Rock it, WMET News!

•  Uriah Heep, John Belushi, the exploding lunch trick and Jesse Helms across ‘Americaland’

•  A relic from another era: a petrified noon newscast

•  A private company launching a rocket into space? Never happen!

Way, way down at the dusty bottom of that milk crate was the last cassette. Krapp’s Last Tape?  No, just the one with the last crap you’re going to hear from me for awhile on this blog. I’m turning my energy toward launching a new, similar project. One that’s kind of like a blog, but with spoken words and music. Like . . like, uh . . like a radio station. But not a radio station.

Why should you listen to this WMET newscast from September 9, 1982? Well, for one thing, it’s got items in it that are the same things that are in today’s news. Only different. You know what I mean. I do this a lot here in the blog: tell you what it was like 30, 40 years ago and how things are different today. Or the same.

Conestoga 1

It also just happens to lead with the first-ever successful launch of a non-NASA spacecraft.
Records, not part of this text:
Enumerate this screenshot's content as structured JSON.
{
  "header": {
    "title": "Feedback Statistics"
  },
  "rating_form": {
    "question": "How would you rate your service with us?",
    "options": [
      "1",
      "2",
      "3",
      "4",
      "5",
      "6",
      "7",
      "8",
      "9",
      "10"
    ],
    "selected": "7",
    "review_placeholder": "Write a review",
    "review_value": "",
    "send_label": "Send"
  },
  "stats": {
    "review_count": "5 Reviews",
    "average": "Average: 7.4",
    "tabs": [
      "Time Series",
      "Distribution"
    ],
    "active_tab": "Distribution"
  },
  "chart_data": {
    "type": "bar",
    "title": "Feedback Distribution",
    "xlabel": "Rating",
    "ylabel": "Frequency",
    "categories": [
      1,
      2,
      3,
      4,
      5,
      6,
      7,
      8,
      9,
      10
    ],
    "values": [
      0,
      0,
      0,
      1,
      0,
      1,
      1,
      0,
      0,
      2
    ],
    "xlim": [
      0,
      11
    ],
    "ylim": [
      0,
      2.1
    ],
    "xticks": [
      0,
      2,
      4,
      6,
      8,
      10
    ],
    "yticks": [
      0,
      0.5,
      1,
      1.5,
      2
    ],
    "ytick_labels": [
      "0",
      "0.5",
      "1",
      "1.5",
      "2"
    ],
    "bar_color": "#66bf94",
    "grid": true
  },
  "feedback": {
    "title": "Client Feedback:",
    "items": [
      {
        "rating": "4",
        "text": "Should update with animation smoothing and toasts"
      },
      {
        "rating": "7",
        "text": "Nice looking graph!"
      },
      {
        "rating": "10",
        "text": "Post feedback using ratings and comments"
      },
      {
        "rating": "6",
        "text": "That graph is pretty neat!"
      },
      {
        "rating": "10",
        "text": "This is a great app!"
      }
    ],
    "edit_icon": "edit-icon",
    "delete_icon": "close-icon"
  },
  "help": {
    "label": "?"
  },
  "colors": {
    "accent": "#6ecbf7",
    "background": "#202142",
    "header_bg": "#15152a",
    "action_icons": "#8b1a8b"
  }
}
But to me, this newscast is me doing what I loved to do. And doing it the best I could. Sure, later on  there was world travel, splashy assignments, exotic remotes, glittery celebs to interview.

This Chicago radio newscast simply represents what was at the heart of what I always wanted to do. Just use words to paint some pictures, take you to a news event, point out some absurdities, some atrocities, even, maybe update some issues that might affect your life in some way.

It comes complete with the staples of that rock radio convention. The jokey bump-in with the DJ handing off to me in my little newsbooth . . the sports update . . the sangria commercial.

I’m not sure why I saved this particular aircheck, but I’m glad I did:

WMET-FM Noon, September 9, 1982 (5:39)

Airchecks – which were used to find new jobs in radio – are customarily “telescoped” – with sections cut out because they’re not the person who’s after the gig. In this case, I cut short Pat Benkowski’s sports report. Sorry Pat! You were the best. You brought me Chicago Blackhawks and other sports stars for my Sunday night talk show!

But I kept my traffic report intact. Man. I could’ve been a traffic reporter! “Traffic and weather on the eights.”

Pop quiz: What else makes this newscast a unique historical artifact?

Answer: It’s five minutes long!

A full friggin’ five-minute local newscast. Every day at noon. Smack in the middle of a set of Chicago’s Classic Rock. Wait right there, Led Zep, REO Speedwagon, and you, too, Uriah Heep – Mark’s going to hold forth. Yes, he’ll talk for more than five full minutes about things he and his program director and GM think young American rock fans should be interested in.

The audacity.

The public service.

Five-minute newscasts. Probably what killed rock radio. No . . actually that was the mp3. Or corporate greed. Or Napster. Or Burkhardt/Abrams.  Argue amongst yourselves.

I’ve got another launch on the horizon.